Listen to this week’s playlist on YouTube and Spotify.
Singer Jane Monheit has had plenty of milestone moments in establishing herself as one of today’s best and most important vocalist-musicians. With her new CD, “The Songbook Sessions: Ella Fitzgerald”—the first to be released on her own Emerald City Records—the Long Island native has surprised even herself with her artistic leap. Monheit pays joyous tribute to Ella, guided by her producer, arranger, and trumpet great Nicholas Payton. Once she decided to make the dream project a reality, she jotted down a list of 25 titles “almost immediately.” She and Payton then narrowed the choices to a dozen and settled on the final list together. “I had no idea what to expect from Nicholas because we had never worked together,” Monheit explains,” but it was evident from the start that he is a sensitive soul and his knowledge and understanding of history was beyond compare.”
Acclaimed tenor saxophonist Melissa Aldana releases her second trio album, and fourth as a leader, with “Back Home.” The title might evoke Chile, where Aldana left in 2007 to pursue jazz at ever higher levels in the United States. In fact, she reveals, the disc “is not really related to Chile itself. It’s related to the first time I picked up the tenor and I heard Sonny Rollins. He was one of the first reasons I started playing trio, because of the freedom that you have within the music, the interaction, the opportunity you have to express yourself and communicate with the other musicians.” Pablo Menares, Aldana’s fellow native of Santiago, Chile, is again on bass. On drums is the in-demand Jochen Rueckert, bringing a supple and unpredictable rhythm elan to the session.
Also this week, saxophone virtuoso and visionary composer Matt Parker, whom Downbeat magazine calls “restlessly inventive,” unveils his new trio release, “Present Time”.

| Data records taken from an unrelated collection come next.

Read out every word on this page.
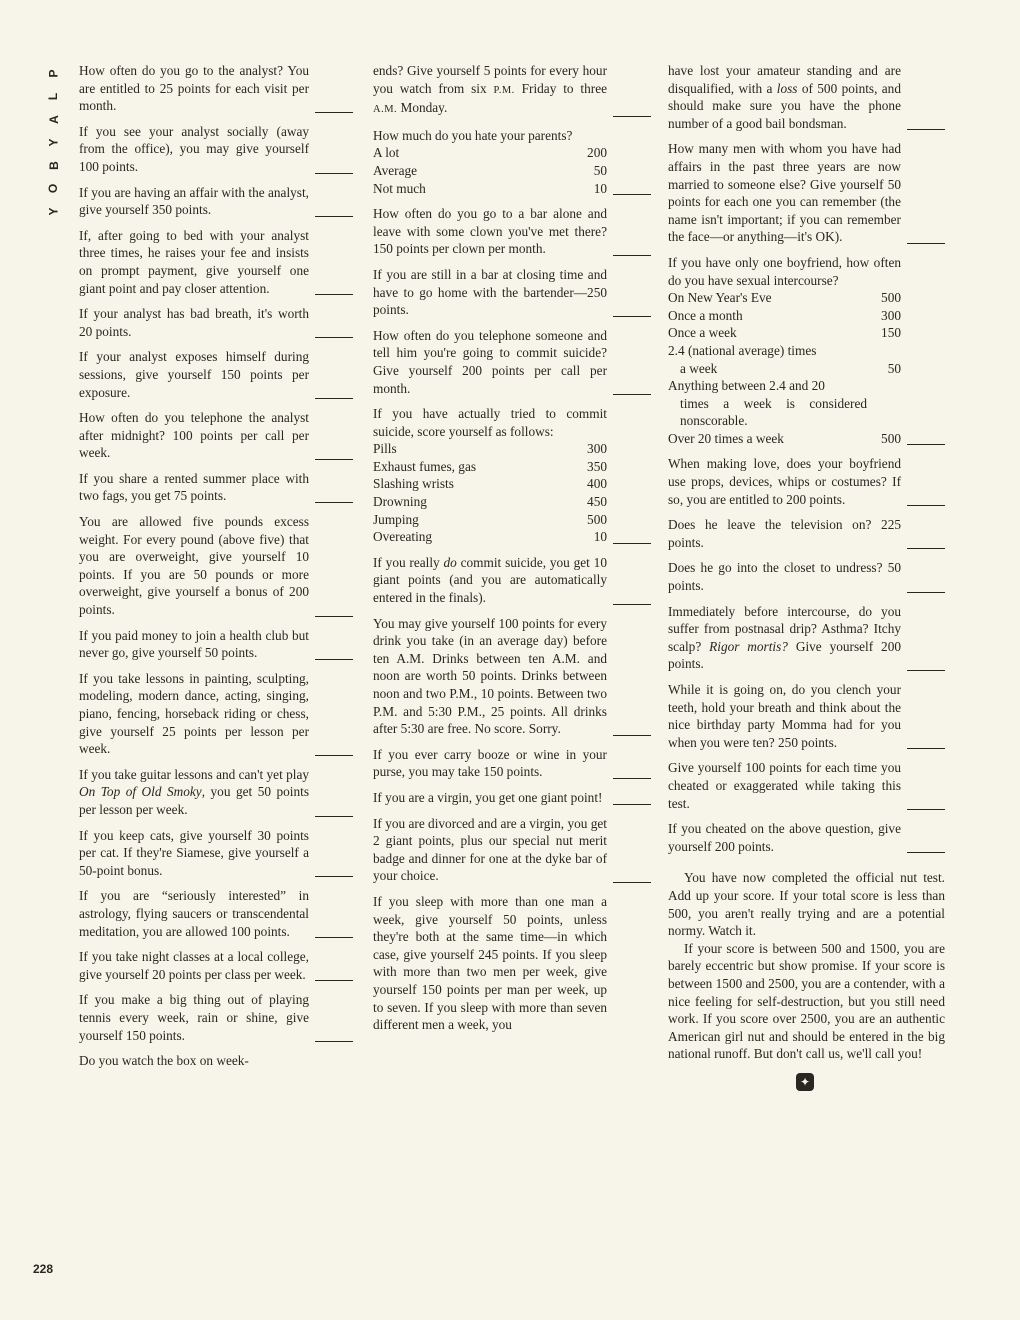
P
L
A
Y
B
O
Y
228

How often do you go to the analyst? You are entitled to 25 points for each visit per month.

If you see your analyst socially (away from the office), you may give yourself 100 points.

If you are having an affair with the analyst, give yourself 350 points.

If, after going to bed with your analyst three times, he raises your fee and insists on prompt payment, give yourself one giant point and pay closer attention.

If your analyst has bad breath, it's worth 20 points.

If your analyst exposes himself during sessions, give yourself 150 points per exposure.

How often do you telephone the analyst after midnight? 100 points per call per week.

If you share a rented summer place with two fags, you get 75 points.

You are allowed five pounds excess weight. For every pound (above five) that you are overweight, give yourself 10 points. If you are 50 pounds or more overweight, give yourself a bonus of 200 points.

If you paid money to join a health club but never go, give yourself 50 points.

If you take lessons in painting, sculpting, modeling, modern dance, acting, singing, piano, fencing, horseback riding or chess, give yourself 25 points per lesson per week.

If you take guitar lessons and can't yet play On Top of Old Smoky, you get 50 points per lesson per week.

If you keep cats, give yourself 30 points per cat. If they're Siamese, give yourself a 50-point bonus.

If you are “seriously interested” in astrology, flying saucers or transcendental meditation, you are allowed 100 points.

If you take night classes at a local college, give yourself 20 points per class per week.

If you make a big thing out of playing tennis every week, rain or shine, give yourself 150 points.

Do you watch the box on week-

ends? Give yourself 5 points for every hour you watch from six P.M. Friday to three A.M. Monday.

How much do you hate your parents?

A lot	200
Average	50
Not much	10

How often do you go to a bar alone and leave with some clown you've met there? 150 points per clown per month.

If you are still in a bar at closing time and have to go home with the bartender—250 points.

How often do you telephone someone and tell him you're going to commit suicide? Give yourself 200 points per call per month.

If you have actually tried to commit suicide, score yourself as follows:

Pills	300
Exhaust fumes, gas	350
Slashing wrists	400
Drowning	450
Jumping	500
Overeating	10

If you really do commit suicide, you get 10 giant points (and you are automatically entered in the finals).

You may give yourself 100 points for every drink you take (in an average day) before ten A.M. Drinks between ten A.M. and noon are worth 50 points. Drinks between noon and two P.M., 10 points. Between two P.M. and 5:30 P.M., 25 points. All drinks after 5:30 are free. No score. Sorry.

If you ever carry booze or wine in your purse, you may take 150 points.

If you are a virgin, you get one giant point!

If you are divorced and are a virgin, you get 2 giant points, plus our special nut merit badge and dinner for one at the dyke bar of your choice.

If you sleep with more than one man a week, give yourself 50 points, unless they're both at the same time—in which case, give yourself 245 points. If you sleep with more than two men per week, give yourself 150 points per man per week, up to seven. If you sleep with more than seven different men a week, you

have lost your amateur standing and are disqualified, with a loss of 500 points, and should make sure you have the phone number of a good bail bondsman.

How many men with whom you have had affairs in the past three years are now married to someone else? Give yourself 50 points for each one you can remember (the name isn't important; if you can remember the face—or anything—it's OK).

If you have only one boyfriend, how often do you have sexual intercourse?

On New Year's Eve	500
Once a month	300
Once a week	150
2.4 (national average) times
a week	50
Anything between 2.4 and 20
times a week is considered nonscorable.
Over 20 times a week	500

When making love, does your boyfriend use props, devices, whips or costumes? If so, you are entitled to 200 points.

Does he leave the television on? 225 points.

Does he go into the closet to undress? 50 points.

Immediately before intercourse, do you suffer from postnasal drip? Asthma? Itchy scalp? Rigor mortis? Give yourself 200 points.

While it is going on, do you clench your teeth, hold your breath and think about the nice birthday party Momma had for you when you were ten? 250 points.

Give yourself 100 points for each time you cheated or exaggerated while taking this test.

If you cheated on the above question, give yourself 200 points.

You have now completed the official nut test. Add up your score. If your total score is less than 500, you aren't really trying and are a potential normy. Watch it.

If your score is between 500 and 1500, you are barely eccentric but show promise. If your score is between 1500 and 2500, you are a contender, with a nice feeling for self-destruction, but you still need work. If you score over 2500, you are an authentic American girl nut and should be entered in the big national runoff. But don't call us, we'll call you!

✦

Guitarist Will Bernard is joined by four A-list musician—John Ellis, Ben Allison, Brian Charette and Allison Miller—on his new project, “Out & About”;.
All About Jazz describes Canadian songstress Susie Arioli’s “Spring” as “a spectacular blues and soul-influenced vocal project combining four fresh originals with a selection of vibrant standards for a very spicy and rousing good time.”